This work studies the connection between the problem of analyzing floating-point code and that of function minimization. It formalizes this connection as a reduction theory, where the semantics of a floating-point program is measured as a generalized metric, called weak distance, which faithfully captures any given analysis objective. It is theoretically guaranteed that minimizing the weak distance (e.g., via mathematical optimization) solves the underlying problem. This reduction theory provides a general framework for analyzing numerical code. Two important separate analyses from the literature, branch-coverage-based testing and quantifier-free floating-point satisfiability, are its instances.
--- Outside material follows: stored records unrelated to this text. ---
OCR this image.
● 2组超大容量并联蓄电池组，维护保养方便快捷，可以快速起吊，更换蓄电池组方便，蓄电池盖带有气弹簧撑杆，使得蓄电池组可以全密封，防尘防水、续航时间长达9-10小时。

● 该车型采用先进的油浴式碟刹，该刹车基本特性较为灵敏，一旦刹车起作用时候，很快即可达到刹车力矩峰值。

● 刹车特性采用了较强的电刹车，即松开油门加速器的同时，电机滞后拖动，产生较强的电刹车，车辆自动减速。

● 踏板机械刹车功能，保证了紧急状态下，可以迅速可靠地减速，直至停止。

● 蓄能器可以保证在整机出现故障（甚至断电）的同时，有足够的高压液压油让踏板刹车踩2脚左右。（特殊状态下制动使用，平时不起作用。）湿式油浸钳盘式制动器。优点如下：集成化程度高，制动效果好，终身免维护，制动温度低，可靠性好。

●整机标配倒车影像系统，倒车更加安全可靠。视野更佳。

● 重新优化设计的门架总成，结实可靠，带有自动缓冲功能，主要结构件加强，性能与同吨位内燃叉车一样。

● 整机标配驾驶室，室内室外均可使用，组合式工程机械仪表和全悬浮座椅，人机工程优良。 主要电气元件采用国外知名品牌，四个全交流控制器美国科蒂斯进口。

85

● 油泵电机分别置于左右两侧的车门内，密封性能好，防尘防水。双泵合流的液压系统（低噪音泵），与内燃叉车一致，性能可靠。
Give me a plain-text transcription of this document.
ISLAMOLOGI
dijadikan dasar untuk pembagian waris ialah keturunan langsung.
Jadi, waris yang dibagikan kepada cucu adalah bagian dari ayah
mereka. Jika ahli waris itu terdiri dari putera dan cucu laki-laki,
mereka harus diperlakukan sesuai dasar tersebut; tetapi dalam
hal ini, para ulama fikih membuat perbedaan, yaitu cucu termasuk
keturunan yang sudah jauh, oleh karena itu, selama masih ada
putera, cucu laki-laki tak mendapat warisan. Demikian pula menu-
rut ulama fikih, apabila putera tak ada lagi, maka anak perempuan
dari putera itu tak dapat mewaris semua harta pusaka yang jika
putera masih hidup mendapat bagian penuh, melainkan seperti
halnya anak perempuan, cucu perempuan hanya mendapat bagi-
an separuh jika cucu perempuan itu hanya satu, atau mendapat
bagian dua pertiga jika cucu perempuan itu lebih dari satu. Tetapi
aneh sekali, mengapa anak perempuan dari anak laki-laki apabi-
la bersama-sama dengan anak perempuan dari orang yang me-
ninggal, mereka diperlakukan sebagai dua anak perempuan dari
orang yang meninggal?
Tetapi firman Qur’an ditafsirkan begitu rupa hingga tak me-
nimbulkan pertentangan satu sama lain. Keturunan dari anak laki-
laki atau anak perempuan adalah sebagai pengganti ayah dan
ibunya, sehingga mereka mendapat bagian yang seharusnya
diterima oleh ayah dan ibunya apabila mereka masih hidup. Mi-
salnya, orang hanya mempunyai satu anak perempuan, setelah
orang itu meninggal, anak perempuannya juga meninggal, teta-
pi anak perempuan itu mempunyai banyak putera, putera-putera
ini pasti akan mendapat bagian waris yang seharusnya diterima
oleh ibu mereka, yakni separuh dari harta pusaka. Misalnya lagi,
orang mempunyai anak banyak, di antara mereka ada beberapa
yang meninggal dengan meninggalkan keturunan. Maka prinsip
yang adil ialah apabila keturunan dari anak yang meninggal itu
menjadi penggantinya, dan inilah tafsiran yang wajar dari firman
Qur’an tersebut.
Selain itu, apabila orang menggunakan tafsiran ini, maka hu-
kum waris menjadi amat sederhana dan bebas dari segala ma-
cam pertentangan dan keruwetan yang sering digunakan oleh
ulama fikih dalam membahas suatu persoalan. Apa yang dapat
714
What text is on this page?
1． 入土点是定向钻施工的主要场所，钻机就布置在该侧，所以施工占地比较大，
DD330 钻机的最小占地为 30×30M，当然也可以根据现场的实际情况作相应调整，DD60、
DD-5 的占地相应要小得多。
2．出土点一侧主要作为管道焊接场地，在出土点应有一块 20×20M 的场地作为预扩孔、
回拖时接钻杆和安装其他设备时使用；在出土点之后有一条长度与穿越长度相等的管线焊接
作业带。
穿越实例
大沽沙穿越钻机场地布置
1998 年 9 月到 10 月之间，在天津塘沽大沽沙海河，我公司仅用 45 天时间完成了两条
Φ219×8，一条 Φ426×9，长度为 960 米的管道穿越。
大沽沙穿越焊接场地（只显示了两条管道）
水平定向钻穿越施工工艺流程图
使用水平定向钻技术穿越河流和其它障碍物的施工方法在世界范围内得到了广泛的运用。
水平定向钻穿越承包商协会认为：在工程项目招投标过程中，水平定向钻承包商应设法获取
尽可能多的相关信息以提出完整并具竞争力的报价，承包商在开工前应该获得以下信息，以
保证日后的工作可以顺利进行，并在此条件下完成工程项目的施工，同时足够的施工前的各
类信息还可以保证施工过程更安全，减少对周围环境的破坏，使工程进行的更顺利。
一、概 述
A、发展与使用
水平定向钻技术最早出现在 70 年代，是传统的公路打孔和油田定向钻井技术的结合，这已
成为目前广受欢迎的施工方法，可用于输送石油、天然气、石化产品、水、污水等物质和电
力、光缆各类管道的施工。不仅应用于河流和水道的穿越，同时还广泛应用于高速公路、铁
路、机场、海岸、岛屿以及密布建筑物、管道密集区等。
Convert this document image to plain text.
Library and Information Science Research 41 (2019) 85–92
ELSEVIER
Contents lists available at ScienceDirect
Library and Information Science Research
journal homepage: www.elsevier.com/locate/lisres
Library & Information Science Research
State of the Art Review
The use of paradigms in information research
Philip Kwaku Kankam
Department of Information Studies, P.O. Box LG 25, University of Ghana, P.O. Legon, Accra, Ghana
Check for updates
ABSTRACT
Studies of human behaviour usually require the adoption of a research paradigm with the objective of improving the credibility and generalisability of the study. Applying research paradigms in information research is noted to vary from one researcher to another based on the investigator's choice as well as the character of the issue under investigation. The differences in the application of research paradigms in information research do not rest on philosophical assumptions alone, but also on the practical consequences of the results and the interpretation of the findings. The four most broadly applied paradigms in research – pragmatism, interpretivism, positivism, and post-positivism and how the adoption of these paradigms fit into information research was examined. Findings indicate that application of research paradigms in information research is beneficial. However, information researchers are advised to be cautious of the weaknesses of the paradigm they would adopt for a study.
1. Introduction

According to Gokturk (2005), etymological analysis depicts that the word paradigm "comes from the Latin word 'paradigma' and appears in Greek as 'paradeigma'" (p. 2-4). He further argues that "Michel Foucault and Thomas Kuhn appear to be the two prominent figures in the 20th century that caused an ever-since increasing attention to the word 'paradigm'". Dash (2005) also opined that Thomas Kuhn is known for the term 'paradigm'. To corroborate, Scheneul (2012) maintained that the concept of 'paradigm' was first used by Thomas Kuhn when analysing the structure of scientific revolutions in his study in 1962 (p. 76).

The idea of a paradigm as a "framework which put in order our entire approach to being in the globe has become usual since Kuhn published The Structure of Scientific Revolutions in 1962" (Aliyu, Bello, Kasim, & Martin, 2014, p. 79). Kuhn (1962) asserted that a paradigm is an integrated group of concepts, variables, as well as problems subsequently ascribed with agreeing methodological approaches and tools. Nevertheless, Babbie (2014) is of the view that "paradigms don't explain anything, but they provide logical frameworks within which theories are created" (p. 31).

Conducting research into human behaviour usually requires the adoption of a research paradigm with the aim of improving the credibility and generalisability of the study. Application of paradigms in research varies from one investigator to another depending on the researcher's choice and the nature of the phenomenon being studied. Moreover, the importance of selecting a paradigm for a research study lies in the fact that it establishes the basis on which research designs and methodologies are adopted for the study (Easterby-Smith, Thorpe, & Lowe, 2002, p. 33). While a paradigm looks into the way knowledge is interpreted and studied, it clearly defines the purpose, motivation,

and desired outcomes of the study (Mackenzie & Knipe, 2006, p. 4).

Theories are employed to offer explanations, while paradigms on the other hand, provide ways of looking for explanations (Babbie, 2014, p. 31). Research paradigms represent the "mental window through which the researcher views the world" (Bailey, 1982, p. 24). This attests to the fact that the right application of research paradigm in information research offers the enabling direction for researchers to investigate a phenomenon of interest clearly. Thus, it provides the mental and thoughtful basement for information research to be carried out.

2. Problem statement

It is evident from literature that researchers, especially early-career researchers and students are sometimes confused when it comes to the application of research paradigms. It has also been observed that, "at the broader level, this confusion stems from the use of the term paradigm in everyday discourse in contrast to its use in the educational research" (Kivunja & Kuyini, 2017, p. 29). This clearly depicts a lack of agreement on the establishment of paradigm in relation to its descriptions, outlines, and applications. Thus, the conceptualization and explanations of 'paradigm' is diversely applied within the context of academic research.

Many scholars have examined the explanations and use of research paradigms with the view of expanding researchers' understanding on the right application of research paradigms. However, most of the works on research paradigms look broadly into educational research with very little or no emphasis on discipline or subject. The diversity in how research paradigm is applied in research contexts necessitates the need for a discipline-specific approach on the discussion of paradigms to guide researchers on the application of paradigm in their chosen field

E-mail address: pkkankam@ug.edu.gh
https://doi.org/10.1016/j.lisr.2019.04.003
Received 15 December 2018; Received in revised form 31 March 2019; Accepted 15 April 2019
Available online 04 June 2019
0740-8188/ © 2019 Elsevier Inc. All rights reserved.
To further demonstrate our reduction theory’s generality and power, we develop three additional applications, including boundary value analysis, path reachability and overflow detection. Critically, these analyses do not rely on the modeling or abstraction of floating-point semantics; rather, they explore a program’s input space guided by runtime computation and minimization of the weak distance. This design, combined with the aforementioned theoretical guarantee, enables the application of the reduction theory to real-world floating-point code. In our experiments, our boundary value analysis is able to find all reachable boundary conditions of the GNU sin function, which is complex with several hundred lines of code, and our floating-point overflow detection detects a range of overflows and inconsistencies in the widely-used numerical library GSL, including two latent bugs that developers have already confirmed.